Thanks for sending this! All the big shoes haven't dropped and people can not be forgiven for thinking so. This is just beginning. just wait! I have said it too many times and no one is listening because they all want to sing KumBaya and hope everything works out. Forget it! As I keep saying and no one wants to hear it, Be Prepared!

an average patriot said...

Yes we are in trouble! This is just beginning. While Bush goes around Europe on his victory get riddance tour the country is failing rapidly and I will guarantee you I have not been wrong yet and I will not be. He has yet to do his worst!

amphibious said...

What a pity that Hillary couldn't have spoken as well and as reasonably as she did today's concession. What I found worrying was the amount of booing in the audience whenever she repeated "we must help elect BO".
Not like she's angling for Veep or anything.

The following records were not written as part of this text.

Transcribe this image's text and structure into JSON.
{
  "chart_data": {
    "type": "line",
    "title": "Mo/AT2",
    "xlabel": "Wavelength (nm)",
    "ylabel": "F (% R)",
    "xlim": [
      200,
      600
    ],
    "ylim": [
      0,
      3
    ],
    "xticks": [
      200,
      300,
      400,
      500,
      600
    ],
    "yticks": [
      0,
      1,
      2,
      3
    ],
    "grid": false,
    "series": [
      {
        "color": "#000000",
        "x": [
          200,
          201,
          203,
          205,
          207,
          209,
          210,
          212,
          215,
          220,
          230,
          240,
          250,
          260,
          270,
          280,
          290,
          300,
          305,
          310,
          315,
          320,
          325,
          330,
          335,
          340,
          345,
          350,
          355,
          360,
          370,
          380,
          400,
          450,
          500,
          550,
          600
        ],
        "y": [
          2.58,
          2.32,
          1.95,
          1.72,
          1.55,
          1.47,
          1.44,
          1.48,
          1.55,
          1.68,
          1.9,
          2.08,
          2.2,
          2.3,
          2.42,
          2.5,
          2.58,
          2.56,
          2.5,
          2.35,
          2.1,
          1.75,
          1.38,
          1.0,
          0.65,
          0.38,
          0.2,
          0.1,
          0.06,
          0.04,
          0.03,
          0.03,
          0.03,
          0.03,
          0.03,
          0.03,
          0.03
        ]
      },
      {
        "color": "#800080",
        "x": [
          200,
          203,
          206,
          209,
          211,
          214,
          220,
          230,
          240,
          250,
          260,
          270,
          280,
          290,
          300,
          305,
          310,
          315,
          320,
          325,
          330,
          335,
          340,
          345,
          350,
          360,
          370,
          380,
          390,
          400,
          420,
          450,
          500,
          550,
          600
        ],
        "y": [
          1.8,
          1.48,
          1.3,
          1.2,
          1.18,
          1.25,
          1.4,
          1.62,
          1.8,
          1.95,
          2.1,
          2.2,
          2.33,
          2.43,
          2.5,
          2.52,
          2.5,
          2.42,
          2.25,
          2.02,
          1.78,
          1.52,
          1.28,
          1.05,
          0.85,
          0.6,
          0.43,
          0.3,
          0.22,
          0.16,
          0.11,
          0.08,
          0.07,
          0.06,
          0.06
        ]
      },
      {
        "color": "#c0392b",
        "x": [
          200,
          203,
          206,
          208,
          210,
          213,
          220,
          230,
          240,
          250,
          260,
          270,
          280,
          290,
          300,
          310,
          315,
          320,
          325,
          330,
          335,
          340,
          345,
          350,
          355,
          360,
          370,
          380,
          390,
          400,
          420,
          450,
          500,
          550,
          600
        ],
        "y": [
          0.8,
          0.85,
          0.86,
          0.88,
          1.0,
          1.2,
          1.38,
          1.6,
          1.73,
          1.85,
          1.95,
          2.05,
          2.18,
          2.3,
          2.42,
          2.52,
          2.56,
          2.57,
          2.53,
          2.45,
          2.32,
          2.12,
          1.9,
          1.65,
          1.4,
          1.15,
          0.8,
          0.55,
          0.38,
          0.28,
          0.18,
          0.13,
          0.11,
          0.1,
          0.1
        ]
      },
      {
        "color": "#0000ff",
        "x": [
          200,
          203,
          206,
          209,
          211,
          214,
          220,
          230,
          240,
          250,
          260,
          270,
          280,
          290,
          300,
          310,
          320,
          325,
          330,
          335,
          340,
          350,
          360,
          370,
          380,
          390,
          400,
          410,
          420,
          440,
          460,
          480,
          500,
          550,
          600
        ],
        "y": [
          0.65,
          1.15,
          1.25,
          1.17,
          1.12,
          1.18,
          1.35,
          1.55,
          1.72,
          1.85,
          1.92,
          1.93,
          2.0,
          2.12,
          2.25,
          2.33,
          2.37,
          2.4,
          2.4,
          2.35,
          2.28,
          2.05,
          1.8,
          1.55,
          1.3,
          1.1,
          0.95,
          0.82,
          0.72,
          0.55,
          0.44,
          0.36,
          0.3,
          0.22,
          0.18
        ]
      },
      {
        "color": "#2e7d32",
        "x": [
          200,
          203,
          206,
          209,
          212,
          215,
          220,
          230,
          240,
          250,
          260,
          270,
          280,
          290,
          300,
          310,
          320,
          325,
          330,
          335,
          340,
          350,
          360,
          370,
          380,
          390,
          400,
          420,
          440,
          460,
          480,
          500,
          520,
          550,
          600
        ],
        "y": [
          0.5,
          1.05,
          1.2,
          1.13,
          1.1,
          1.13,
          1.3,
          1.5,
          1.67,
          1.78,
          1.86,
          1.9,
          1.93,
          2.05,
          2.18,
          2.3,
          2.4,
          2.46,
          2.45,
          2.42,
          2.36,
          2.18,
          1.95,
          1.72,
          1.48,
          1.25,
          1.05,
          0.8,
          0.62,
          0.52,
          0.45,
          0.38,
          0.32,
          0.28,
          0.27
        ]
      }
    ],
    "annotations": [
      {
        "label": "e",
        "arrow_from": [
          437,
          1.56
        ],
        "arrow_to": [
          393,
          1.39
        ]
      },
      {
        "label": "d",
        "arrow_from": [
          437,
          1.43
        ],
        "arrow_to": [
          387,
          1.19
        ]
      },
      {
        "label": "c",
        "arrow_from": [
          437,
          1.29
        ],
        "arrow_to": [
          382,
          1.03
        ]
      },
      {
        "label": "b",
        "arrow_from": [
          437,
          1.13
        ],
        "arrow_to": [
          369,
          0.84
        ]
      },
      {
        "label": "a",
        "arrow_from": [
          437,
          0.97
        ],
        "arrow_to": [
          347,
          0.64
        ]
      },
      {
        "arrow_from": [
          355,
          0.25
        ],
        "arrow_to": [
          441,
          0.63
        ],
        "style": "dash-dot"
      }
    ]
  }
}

an average patriot said...

Son of a gun I was just thinking about you. How are things? How is your situation? As for Hillary there was a little booing but not as much as I expected. I think she did a pretty good job. I hope to see her and Bill get out there and do what they can if anything to get Dems back in the White House.
We, all of us are in serious trouble and soon. I don't know if you have read recent posts or comments buy this entire mess here and around the world is just staring and will be stopped by no one!

Linda Ann Alvarez said...

Well done, average patriot.
It is time we stood up and let our voices ring loud and clear: Hold George Bush accountable for all of his high crimes while in office, notably, murder. If you would like to see justice served, please add your name to this petition at:
Also, has a petition.
Stand up and get heard, save a democracy, demand justice.

an average patriot said...

Linda Ann
Thank you! I am afraid the chief idiot and his cronies will continue to get away with murder under the lie that it is for peace and security. How many more will he kill and displace in the name of peace and Democracy? I will sign these petitions if I can because I have signed so many. Thanks and take care!